Her meeting with Alexis took place in an explosion of emotions. Both were incredibly happy to be together after so many days. For Zena it was a realization that this man was very important – but very important, for her. She was truly in love!

During the return trip, Zena was constantly talking trying to inform Alexis about all the events of the days that preceded. Although they also had been communicating by phone, face-to-face contact created other channels of understanding.

-Nicosia was a revelation to me, she told him. Cyprus, from a beautiful island for holidays, with a long history, was presented as a place with modern unresolved problems and deep wounds. I felt it very strongly here.

-That is a fact. Especially in Paphos, which you visited, but also in Limassol and even in Larnaca, you do not meet the separation of Cyprus. In Nicosia it is there. It’s the Green Line, it’s the destroyed houses you can see behind the barbed wire. But above all, it is the fact that Nicosia is not a tourist city to celebrate lightheartedness and ephemeral carefreeness. Here, life is in touch with reality.

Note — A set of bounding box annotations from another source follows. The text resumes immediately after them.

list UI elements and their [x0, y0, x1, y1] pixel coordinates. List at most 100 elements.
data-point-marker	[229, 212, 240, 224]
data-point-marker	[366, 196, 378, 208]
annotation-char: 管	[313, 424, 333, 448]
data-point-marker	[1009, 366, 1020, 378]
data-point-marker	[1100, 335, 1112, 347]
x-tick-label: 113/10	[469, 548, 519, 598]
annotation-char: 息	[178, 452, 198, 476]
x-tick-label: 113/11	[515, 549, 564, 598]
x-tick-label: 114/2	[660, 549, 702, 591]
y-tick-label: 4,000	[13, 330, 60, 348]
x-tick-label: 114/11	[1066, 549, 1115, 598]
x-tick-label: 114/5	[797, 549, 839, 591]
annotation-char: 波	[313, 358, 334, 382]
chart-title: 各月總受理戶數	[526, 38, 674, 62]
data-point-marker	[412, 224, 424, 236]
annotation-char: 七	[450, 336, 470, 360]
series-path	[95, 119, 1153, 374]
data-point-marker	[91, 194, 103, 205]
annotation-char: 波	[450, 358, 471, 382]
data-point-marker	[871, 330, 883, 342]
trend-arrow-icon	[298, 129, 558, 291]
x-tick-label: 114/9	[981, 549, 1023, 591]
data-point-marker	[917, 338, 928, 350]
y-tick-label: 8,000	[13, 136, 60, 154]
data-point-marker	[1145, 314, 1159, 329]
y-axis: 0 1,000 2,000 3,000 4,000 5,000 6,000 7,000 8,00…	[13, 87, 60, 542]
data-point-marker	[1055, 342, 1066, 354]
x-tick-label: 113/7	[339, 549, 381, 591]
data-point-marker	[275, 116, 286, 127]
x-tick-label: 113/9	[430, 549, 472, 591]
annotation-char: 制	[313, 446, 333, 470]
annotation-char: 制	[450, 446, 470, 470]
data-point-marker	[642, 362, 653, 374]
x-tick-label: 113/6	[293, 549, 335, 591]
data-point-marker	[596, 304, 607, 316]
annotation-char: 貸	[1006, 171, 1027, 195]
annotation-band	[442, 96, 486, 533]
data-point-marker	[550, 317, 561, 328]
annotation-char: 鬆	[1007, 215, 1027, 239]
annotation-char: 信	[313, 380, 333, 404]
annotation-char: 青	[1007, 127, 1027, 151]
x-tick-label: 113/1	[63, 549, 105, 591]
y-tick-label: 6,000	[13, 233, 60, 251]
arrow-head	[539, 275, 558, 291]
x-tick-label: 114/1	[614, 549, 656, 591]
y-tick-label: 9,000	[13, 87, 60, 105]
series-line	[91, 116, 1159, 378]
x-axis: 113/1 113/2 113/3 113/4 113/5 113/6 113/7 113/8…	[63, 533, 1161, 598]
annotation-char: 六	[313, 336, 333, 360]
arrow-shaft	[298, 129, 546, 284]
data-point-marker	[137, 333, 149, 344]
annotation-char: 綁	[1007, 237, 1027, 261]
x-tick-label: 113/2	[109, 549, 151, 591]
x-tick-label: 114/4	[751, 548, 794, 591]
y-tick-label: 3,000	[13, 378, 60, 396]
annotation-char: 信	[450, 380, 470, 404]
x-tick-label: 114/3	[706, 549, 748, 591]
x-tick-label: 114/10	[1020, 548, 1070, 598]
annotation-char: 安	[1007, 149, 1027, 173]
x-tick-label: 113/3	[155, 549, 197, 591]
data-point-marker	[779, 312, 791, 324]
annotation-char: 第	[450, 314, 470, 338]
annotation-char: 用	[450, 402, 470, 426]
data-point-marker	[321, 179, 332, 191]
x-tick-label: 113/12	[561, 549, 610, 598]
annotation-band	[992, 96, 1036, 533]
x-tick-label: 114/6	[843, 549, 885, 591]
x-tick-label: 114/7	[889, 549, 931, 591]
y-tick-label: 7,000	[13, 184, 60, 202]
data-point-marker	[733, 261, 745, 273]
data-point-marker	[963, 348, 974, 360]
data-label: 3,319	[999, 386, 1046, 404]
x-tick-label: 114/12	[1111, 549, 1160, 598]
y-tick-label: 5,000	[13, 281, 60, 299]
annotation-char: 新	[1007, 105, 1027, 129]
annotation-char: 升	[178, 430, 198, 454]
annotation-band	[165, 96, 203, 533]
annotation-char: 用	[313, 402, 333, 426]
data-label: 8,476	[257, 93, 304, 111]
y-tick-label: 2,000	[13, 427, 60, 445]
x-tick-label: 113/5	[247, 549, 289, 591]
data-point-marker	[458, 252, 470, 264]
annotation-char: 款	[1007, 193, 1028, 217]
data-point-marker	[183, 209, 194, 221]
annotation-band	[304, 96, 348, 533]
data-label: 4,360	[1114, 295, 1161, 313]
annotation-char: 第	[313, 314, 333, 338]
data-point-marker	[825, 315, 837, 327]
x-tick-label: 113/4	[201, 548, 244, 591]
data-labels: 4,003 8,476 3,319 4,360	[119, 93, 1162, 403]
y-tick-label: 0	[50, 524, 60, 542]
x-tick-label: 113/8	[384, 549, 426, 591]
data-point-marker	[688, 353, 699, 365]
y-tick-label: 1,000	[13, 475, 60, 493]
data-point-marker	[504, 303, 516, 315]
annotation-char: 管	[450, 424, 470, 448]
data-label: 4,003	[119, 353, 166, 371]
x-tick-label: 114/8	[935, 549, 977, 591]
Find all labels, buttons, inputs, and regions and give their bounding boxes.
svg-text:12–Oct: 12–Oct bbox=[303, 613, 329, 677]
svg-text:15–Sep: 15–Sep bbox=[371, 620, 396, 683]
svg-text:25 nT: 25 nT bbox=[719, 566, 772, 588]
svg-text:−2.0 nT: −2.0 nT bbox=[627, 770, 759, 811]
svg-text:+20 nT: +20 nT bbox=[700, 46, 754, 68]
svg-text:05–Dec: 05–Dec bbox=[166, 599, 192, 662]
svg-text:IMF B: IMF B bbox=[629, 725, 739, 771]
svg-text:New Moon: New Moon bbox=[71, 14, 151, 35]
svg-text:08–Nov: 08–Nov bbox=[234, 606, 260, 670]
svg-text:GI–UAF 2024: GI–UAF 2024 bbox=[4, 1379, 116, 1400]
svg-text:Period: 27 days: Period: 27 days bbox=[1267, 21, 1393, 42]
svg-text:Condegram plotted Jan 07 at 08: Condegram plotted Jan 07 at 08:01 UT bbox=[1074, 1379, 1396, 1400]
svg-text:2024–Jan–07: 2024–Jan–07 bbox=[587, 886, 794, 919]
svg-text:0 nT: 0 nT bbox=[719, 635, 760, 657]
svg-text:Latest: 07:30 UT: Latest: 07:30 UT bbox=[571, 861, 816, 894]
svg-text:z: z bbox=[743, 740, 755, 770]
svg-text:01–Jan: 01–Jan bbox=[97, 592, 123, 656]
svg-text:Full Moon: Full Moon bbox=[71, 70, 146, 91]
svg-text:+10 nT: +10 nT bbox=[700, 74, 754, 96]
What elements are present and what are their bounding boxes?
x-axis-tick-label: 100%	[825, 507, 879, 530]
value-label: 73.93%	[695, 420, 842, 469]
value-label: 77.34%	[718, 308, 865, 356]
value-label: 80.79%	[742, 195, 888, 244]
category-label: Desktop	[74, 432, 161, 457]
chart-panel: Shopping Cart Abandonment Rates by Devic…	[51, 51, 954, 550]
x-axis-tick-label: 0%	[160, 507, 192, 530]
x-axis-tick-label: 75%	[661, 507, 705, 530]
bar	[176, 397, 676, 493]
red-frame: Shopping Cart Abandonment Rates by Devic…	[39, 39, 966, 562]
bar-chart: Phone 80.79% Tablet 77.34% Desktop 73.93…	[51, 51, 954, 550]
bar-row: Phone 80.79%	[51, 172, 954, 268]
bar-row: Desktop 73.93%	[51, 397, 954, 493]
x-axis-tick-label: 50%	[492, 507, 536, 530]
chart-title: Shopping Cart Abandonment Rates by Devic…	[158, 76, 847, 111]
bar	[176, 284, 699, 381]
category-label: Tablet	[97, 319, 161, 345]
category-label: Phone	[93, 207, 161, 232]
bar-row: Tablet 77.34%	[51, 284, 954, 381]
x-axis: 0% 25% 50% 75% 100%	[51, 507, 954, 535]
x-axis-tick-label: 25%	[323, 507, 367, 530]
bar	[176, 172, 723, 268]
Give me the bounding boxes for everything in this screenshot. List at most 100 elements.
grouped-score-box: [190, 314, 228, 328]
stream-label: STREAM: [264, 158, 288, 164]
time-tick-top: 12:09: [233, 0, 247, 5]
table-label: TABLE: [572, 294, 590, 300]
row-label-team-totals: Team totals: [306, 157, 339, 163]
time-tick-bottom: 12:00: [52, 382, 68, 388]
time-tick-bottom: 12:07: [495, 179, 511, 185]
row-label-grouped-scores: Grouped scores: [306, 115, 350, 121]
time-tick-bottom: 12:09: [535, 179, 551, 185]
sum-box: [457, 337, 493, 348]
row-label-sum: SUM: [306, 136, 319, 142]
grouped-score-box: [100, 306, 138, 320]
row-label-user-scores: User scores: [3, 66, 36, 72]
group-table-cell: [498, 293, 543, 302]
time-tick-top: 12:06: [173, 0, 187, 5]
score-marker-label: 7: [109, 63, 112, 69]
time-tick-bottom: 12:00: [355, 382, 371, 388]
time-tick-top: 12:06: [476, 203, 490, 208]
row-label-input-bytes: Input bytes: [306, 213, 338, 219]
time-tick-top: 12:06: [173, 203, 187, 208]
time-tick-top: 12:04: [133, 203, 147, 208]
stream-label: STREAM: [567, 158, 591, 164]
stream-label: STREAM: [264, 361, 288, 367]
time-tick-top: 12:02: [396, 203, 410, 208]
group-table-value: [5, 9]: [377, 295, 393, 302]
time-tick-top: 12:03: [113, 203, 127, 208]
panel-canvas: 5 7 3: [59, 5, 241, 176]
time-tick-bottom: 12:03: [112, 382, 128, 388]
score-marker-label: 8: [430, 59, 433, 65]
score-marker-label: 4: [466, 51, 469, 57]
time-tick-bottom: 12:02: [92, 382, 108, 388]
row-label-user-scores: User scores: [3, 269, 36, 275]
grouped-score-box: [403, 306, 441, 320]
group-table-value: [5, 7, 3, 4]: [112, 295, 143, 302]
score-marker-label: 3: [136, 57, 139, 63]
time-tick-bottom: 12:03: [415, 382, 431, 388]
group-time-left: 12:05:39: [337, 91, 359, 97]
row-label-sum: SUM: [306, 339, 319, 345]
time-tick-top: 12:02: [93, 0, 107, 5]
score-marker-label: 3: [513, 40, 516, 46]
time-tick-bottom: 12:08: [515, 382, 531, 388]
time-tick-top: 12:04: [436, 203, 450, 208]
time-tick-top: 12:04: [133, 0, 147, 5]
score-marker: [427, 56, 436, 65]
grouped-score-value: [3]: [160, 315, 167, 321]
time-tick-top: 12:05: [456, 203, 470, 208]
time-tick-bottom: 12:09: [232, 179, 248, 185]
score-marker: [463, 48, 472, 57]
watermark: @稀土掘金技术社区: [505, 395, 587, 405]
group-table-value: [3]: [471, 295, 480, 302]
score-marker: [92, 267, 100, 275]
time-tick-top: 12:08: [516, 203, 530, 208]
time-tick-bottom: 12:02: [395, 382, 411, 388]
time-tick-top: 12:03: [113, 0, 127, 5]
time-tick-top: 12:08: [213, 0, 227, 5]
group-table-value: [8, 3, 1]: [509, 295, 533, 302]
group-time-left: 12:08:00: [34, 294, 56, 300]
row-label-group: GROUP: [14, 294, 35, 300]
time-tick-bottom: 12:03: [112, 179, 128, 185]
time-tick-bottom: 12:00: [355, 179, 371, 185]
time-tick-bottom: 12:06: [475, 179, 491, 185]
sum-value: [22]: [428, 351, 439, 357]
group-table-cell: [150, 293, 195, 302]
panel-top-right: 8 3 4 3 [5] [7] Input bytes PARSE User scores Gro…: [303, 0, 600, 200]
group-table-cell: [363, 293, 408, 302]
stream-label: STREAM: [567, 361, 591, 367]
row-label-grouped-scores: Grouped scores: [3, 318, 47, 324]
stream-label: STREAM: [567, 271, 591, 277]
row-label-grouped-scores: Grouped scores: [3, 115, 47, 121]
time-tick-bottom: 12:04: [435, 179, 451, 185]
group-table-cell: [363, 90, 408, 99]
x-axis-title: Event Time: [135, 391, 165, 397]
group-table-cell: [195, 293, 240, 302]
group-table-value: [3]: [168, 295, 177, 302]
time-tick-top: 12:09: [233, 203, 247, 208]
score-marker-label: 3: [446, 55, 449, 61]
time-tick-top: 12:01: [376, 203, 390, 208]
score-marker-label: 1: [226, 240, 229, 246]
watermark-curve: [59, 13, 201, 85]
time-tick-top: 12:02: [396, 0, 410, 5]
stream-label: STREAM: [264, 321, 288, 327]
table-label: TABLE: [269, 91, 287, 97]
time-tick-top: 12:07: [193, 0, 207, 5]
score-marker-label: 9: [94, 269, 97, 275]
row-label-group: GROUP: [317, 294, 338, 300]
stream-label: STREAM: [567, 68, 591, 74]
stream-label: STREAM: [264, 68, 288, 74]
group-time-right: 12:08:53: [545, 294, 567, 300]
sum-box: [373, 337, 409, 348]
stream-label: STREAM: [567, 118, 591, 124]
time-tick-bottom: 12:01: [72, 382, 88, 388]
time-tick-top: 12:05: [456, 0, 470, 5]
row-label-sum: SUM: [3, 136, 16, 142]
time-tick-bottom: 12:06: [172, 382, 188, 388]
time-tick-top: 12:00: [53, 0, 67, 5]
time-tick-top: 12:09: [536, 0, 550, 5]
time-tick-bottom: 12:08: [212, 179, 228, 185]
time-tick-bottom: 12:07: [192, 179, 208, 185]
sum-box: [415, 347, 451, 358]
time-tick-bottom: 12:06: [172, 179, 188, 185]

-With Zenovia’s property did anything happen? Did you learn anything new? In relation to Mr. Nicolaou, what do you think of doing? I do not intend to leave it that way. Such behaviors are unacceptable.

-The house of Zenovia does not actually exist. It’s just ruins. I saw the photos that Eleni had taken. I don’t think we’ll find anything there. Of course, now that you have come, we will go to see it together.

-Regarding the secret of Zenovia, I have asked for an appointment with a person in charge at the Bank of Cyprus, hoping that something grandfather Evangelos may have escaped, we can find it now. Which is very unlikely, but it doesn’t hurt to try. My appointment is the day after tomorrow.

-As for Mr. Nicolaou, I have thought about going to the police. This is what a lawyer, Eleni’s friend, advised me. The aim is not to blame him, because we have no concrete evidence, but the involvement of the police will frighten him and leave us alone.

-I can help with that too. An old, good friend of my father’s is a senior police officer at the Police Headquarters, and he will know how to handle the case. You know here everything works that way. Using connections.

-I know. Eleni has told me so, too.

-With your lawyer, Mr. Neophytou, what will you do?

-When we go to Paphos, we will go through his office together, I will sign the papers I have to sign, I will pay him and terminate our cooperation. I will appoint another lawyer. Eleni’s friend seemed good to me, but we’ll see. There is no need to decide immediately.

It did not take long for them to arrive in Nicosia. After the necessary procedures, they ended up in the hotel room. Being apart for over two weeks, one thing had made clear to both. They wanted to be together all the time. Alexis’ oriental temperament forced him to always be on the side of his beloved, and Zena’s liberal views were shattered when she discovered that she was much happier with him, than alone.

-Together we will find the solution, Zena told him the next morning they woke up. I’m sure.



Photo: A part of the moat of Eleftheria Square

*Lellos Demetriades died on the 9th of April 2022

** Elefheria Square in Nicosia was disigned by the Cypriot Architect, one of the directors in her company, Christos Passas.